The fall of Rome was not sudden—it was a slow erosion of trust, legitimacy, and resilience. By the time the Visigoths sacked the city in 410, Rome was already hollowed out. The sack was only the final blow (Gibbon, 1994/1776).
Today, America faces its own version of this rot, and it has a name: MAGA. Like the strongmen of late Rome, MAGA demands loyalty to one man rather than to the Constitution. It glorifies cruelty, excuses corruption, and treats political violence as legitimate (Ben-Ghiat, 2020). MAGA is not the cure for America’s ailments—it is the infection that accelerates decay.
If America is halfway through the Western Roman Empire’s clock, the lesson is urgent: republics rot before they collapse. They fail when citizens stop defending democratic norms and allow authoritarians and profiteers to rewrite the rules.
Rome’s history reminds us that empires are not eternal. They last only as long as citizens are willing to fight for the common good. If we do not confront MAGA with everything we have, America will go the way of Rome.
References
- Ben-Ghiat, R. (2020). Strongmen: Mussolini to the present. New York: W. W. Norton & Company.

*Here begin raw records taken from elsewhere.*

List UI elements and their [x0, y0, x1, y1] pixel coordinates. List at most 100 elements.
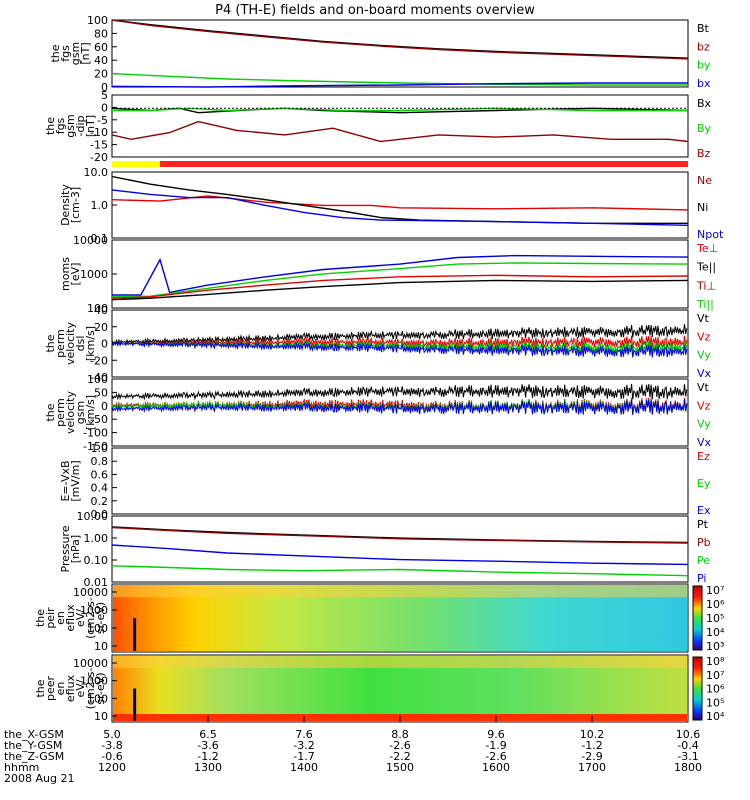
- date-label: 2008 Aug 21: [4, 772, 74, 785]
- y-tick-label: -10: [90, 126, 108, 139]
- legend-label-Ti||: Ti||: [696, 298, 714, 311]
- panel-frame-density: [111, 171, 689, 239]
- y-axis-label: [mV/m]: [69, 460, 82, 501]
- legend-label-bx: bx: [697, 77, 711, 90]
- series-line-Npot: [111, 189, 689, 226]
- y-axis-label: Density: [59, 184, 72, 226]
- spectrogram-top-band: [113, 585, 687, 598]
- y-tick-label: 1000: [80, 604, 108, 617]
- legend-label-Ne: Ne: [697, 174, 712, 187]
- legend-label-Vx: Vx: [697, 436, 712, 449]
- x-tick-label: -3.8: [101, 739, 122, 752]
- colorbar-tick-label: 10⁶: [706, 598, 725, 611]
- y-tick-label: 20: [94, 321, 108, 334]
- y-axis-label: the: [34, 609, 47, 627]
- y-axis-label: dsl: [74, 336, 87, 352]
- x-axis-row-label: the_Z-GSM: [4, 750, 64, 763]
- legend-label-Pt: Pt: [697, 518, 709, 531]
- colorbar-tick-label: 10⁴: [706, 626, 725, 639]
- x-axis-row-label: hhmm: [4, 761, 39, 774]
- series-line-By: [112, 107, 688, 112]
- colorbar-tick-label: 10⁶: [706, 683, 725, 696]
- y-tick-label: 0: [101, 338, 108, 351]
- y-axis-label: peir: [44, 607, 57, 629]
- colorbar-tick-label: 10⁴: [706, 710, 725, 723]
- y-tick-label: -15: [90, 139, 108, 152]
- y-axis-label: the: [44, 403, 57, 421]
- y-axis-label: [eV]: [69, 263, 82, 286]
- x-tick-label: 10.2: [580, 728, 605, 741]
- series-line-Te⊥: [111, 274, 689, 299]
- y-axis-label: gsm: [74, 401, 87, 424]
- y-axis-label: eflux: [64, 604, 77, 632]
- y-axis-label: fgs: [54, 117, 67, 134]
- legend-label-Pe: Pe: [697, 554, 710, 567]
- data-gap-bar: [133, 618, 137, 651]
- y-tick-label: 0.01: [84, 576, 109, 589]
- legend-label-Vz: Vz: [697, 330, 711, 343]
- y-axis-label: sr-eV): [94, 602, 107, 634]
- y-axis-label: sr-eV): [94, 672, 107, 704]
- y-tick-label: -50: [90, 413, 108, 426]
- x-tick-label: 1300: [194, 761, 222, 774]
- y-tick-label: -5: [97, 114, 108, 127]
- y-axis-label: Pressure: [59, 525, 72, 572]
- x-tick-label: -0.4: [677, 739, 698, 752]
- series-line-Pb: [111, 526, 689, 544]
- series-line-Te||: [111, 279, 689, 301]
- x-tick-label: -0.6: [101, 750, 122, 763]
- data-gap-bar: [133, 688, 137, 721]
- legend-label-By: By: [697, 122, 712, 135]
- legend-label-Te||: Te||: [696, 261, 716, 274]
- x-tick-label: -3.2: [293, 739, 314, 752]
- y-axis-label: eV/: [74, 679, 87, 697]
- x-tick-label: 7.6: [295, 728, 313, 741]
- y-axis-label: E=-VxB: [59, 460, 72, 501]
- y-axis-label: (cm2-s-: [84, 597, 97, 639]
- y-tick-label: -20: [90, 354, 108, 367]
- y-axis-label: gsm: [64, 114, 77, 137]
- y-tick-label: 0.10: [84, 554, 109, 567]
- series-line-Bz: [111, 120, 689, 143]
- y-axis-label: gsm: [69, 42, 82, 65]
- y-axis-label: peer: [44, 676, 57, 702]
- series-line-Ti-blue: [112, 254, 689, 296]
- y-tick-label: 60: [94, 41, 108, 54]
- y-tick-label: 1.0: [91, 199, 109, 212]
- y-axis-label: moms: [59, 257, 72, 291]
- y-axis-label: [nT]: [79, 42, 92, 64]
- x-tick-label: -1.2: [197, 750, 218, 763]
- legend-label-Vy: Vy: [697, 418, 711, 431]
- y-axis-label: the: [44, 334, 57, 352]
- series-line-Ne: [111, 195, 689, 211]
- x-axis-row-label: the_Y-GSM: [4, 739, 62, 752]
- series-line-by: [111, 72, 688, 86]
- x-tick-label: -3.6: [197, 739, 218, 752]
- x-tick-label: -2.2: [389, 750, 410, 763]
- colorbar-peer: [692, 656, 703, 721]
- y-axis-label: velocity: [64, 322, 77, 365]
- colorbar-tick-label: 10³: [706, 640, 724, 653]
- series-line-bx: [111, 82, 688, 88]
- y-tick-label: 0: [101, 81, 108, 94]
- x-axis-row-label: the_X-GSM: [4, 728, 64, 741]
- series-line-Vx: [111, 340, 688, 358]
- y-axis-label: the: [44, 117, 57, 135]
- colorbar-tick-label: 10⁵: [706, 696, 724, 709]
- colorbar-tick-label: 10⁷: [706, 669, 724, 682]
- plot-title: P4 (TH-E) fields and on-board moments ov…: [215, 3, 535, 18]
- panel-frame-fgs_dif: [111, 94, 689, 158]
- panel-frame-efield: [111, 447, 689, 515]
- y-tick-label: 1.00: [84, 532, 109, 545]
- legend-label-Bz: Bz: [697, 147, 711, 160]
- legend-label-Te⊥: Te⊥: [696, 242, 718, 255]
- x-tick-label: 1800: [674, 761, 702, 774]
- y-tick-label: 100: [87, 622, 108, 635]
- y-tick-label: 80: [94, 27, 108, 40]
- y-axis-label: fgs: [59, 45, 72, 62]
- x-tick-label: 1600: [482, 761, 510, 774]
- y-tick-label: 10.0: [84, 166, 109, 179]
- y-axis-label: en: [54, 611, 67, 625]
- y-axis-label: velocity: [64, 391, 77, 434]
- x-tick-label: 1200: [98, 761, 126, 774]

- Gibbon, E. (1994). The history of the decline and fall of the Roman Empire (Vol. 1). New York: Modern Library. (Original work published 1776)
- Goldsworthy, A. (2009). How Rome fell: Death of a superpower. New Haven: Yale University Press.
- Heather, P. (2006). The fall of the Roman Empire: A new history. Oxford: Oxford University Press.
- Norwich, J. J. (1997). A short history of Byzantium. New York: Alfred A. Knopf.
- Ward-Perkins, B. (2005). The fall of Rome and the end of civilization. Oxford: Oxford University Press.